Triangulated Alignment

Engine mounts in cars are pretty boring. They keep the engine from twisting away from its output torque and cushion its connection to the frame, unibody or subframe. In an airplane, they have more to do. Not only do they keep the engine connected to the fuselage and above the runway, they control the geometry between the propeller disk and the airplane. In other words, they’re much like front-end alignment, as well as mechanical support and vibration dampers. Both the weld dimensions and quality are absolutely critical, because if the engine falls out of the aircraft, the plane suddenly becomes very tail heavy and uncontrollable. Many homebuilders take the path of discretion rather than valor and hire an experienced aircraft welder to make their mounts or buy some ready-made. Aircraft engine mounts are often made from strong and light 4130 steel tubing.

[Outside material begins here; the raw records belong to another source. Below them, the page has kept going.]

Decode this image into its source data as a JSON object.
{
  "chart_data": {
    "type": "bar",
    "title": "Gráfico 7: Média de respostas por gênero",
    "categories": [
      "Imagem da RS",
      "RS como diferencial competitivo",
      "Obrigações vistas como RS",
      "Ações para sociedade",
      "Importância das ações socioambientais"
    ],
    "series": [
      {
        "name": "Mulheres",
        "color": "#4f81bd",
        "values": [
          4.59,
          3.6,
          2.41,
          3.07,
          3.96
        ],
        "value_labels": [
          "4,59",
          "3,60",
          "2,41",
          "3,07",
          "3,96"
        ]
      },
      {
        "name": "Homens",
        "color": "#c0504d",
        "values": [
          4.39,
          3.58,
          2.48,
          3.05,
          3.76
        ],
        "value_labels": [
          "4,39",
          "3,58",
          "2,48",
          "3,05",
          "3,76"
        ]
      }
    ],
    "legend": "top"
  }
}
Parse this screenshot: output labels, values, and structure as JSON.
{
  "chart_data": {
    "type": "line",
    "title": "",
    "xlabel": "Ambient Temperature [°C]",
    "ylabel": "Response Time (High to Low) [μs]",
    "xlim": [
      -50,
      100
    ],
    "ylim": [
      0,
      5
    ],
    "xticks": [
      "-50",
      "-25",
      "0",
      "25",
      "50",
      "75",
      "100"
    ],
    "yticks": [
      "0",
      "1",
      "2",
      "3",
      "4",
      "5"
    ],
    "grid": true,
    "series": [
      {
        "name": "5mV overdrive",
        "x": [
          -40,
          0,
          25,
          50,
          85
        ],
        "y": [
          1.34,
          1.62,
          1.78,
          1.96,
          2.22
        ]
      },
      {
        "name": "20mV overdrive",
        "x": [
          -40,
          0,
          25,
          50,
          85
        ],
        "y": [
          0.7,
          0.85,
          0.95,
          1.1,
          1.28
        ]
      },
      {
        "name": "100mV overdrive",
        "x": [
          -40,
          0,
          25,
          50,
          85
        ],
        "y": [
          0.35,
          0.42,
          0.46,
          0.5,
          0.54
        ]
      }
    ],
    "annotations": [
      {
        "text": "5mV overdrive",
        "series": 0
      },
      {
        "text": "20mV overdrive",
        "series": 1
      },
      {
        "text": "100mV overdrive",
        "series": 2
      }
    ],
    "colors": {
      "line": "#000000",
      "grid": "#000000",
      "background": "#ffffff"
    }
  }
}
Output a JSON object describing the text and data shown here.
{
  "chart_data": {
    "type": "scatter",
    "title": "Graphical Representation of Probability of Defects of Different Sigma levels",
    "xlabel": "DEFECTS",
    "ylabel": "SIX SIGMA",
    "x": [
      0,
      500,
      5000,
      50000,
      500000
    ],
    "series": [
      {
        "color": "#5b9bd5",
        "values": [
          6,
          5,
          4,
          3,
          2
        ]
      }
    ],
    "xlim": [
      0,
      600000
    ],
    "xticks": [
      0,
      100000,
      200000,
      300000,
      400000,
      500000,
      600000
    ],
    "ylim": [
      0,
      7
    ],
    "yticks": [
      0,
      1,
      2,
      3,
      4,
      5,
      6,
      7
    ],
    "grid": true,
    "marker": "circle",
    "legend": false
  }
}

Is this an interesting recreational way to apply your mechanical skills? It strikes me that it com-pares favorably to motorsports. After all, how many cars can manage three or four G turns, never mind cross-country trips at 150 mph or rolls and loops? In certain important ways an aircraft is simpler than a car, though if you make a mistake with one, it’s likely to be a doozie. However, a great deal of help is available through the EAA and other sources, so if you’re interested in joining the scarf-and-goggles gang, Circle Number 126 on the Reader Service Card, and we’ll pass your name along to them. This year’s EAA AirVenture runs from July 24th to August 1st.